Jika dia non-Muslim yang menjadi ahludz-dzimmah, dia bisa dicabut dzimmah-nya; bisa juga dihukum atau diusir dari wilayah Islam. Jika bukan ahludz-dzimmah, ini bisa dijadikan Khilafah sebagai alasan perang terhadap negara yang bersangkutan. Apalagi jika pelakunya negara, jelas Khilafah tidak akan tinggal diam terhadap pelecehan ini. Inilah yang dilakukan oleh Khalifah Al-Mu’tashim, Harun ar-Rasyid hingga Sultan ‘Abdul Hamid II dalam membela kemuliaan Islam dan kaum Muslim.
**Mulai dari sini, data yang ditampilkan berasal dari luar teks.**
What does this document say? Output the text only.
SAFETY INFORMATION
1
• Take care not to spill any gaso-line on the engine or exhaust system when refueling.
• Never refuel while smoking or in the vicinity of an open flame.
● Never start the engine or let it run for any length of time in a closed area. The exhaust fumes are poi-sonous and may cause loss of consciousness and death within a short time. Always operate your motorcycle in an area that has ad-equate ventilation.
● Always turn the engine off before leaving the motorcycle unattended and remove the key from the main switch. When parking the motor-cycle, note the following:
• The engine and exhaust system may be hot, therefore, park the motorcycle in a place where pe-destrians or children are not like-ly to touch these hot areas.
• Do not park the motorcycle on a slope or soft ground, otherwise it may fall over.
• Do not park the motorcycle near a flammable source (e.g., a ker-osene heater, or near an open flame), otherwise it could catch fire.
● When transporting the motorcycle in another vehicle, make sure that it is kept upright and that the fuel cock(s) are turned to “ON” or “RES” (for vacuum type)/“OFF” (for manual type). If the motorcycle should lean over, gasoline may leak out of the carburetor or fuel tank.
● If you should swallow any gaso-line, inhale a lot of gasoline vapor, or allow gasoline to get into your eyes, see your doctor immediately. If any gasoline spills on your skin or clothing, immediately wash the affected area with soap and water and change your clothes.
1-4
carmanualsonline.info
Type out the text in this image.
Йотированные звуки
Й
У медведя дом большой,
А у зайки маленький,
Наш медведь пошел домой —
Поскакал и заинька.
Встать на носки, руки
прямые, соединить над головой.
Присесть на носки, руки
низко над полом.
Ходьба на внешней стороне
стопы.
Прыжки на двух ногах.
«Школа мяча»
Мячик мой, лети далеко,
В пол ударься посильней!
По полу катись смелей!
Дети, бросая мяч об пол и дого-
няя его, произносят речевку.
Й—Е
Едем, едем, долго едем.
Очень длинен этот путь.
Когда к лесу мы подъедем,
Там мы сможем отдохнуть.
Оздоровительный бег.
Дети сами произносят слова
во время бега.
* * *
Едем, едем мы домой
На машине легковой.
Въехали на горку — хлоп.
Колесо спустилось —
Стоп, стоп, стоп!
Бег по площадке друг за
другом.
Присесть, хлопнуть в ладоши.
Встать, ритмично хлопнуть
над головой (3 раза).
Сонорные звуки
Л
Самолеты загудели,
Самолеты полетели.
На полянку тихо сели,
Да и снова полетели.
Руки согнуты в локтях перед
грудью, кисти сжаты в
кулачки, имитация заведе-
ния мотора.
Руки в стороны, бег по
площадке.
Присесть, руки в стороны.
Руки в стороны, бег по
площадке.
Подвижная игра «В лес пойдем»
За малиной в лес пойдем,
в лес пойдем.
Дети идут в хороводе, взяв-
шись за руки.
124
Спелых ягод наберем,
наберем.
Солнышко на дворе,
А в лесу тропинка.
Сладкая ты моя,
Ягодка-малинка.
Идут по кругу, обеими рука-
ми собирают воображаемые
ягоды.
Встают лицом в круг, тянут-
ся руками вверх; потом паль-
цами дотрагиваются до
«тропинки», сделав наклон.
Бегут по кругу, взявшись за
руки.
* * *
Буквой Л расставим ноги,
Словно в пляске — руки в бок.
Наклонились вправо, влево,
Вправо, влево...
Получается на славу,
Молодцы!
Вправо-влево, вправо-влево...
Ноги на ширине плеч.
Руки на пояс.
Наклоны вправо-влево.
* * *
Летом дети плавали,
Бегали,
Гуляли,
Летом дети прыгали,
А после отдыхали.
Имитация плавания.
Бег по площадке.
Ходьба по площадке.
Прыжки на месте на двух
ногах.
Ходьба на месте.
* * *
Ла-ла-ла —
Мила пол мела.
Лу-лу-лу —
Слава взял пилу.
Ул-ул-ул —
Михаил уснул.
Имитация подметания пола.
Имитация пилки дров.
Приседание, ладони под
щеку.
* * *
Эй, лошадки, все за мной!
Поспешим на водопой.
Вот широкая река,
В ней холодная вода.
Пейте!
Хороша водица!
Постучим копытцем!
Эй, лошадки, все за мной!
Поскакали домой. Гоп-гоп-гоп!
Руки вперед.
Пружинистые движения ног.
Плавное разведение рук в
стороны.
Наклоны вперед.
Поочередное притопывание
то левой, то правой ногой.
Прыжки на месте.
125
Bagaimana hukuman bagi pelakunya?
Bergantung pada statusnya. Jika pelakunya Muslim, jelas dinyatakan murtad. Karena itu sanksinya adalah dibunuh, sebagaimana had ar-riddah. Jika pelakunya non-Muslim, dan berstatus ahludz-dzimmah, dia bisa dicabut dzimmah-nya; bisa dihukum, atau diusir dari wilayah Islam. Jika bukan ahludz-dzimmah, ini bisa dijadikan Khilafah sebagai alasan perang terhadap negara yang bersangkutan.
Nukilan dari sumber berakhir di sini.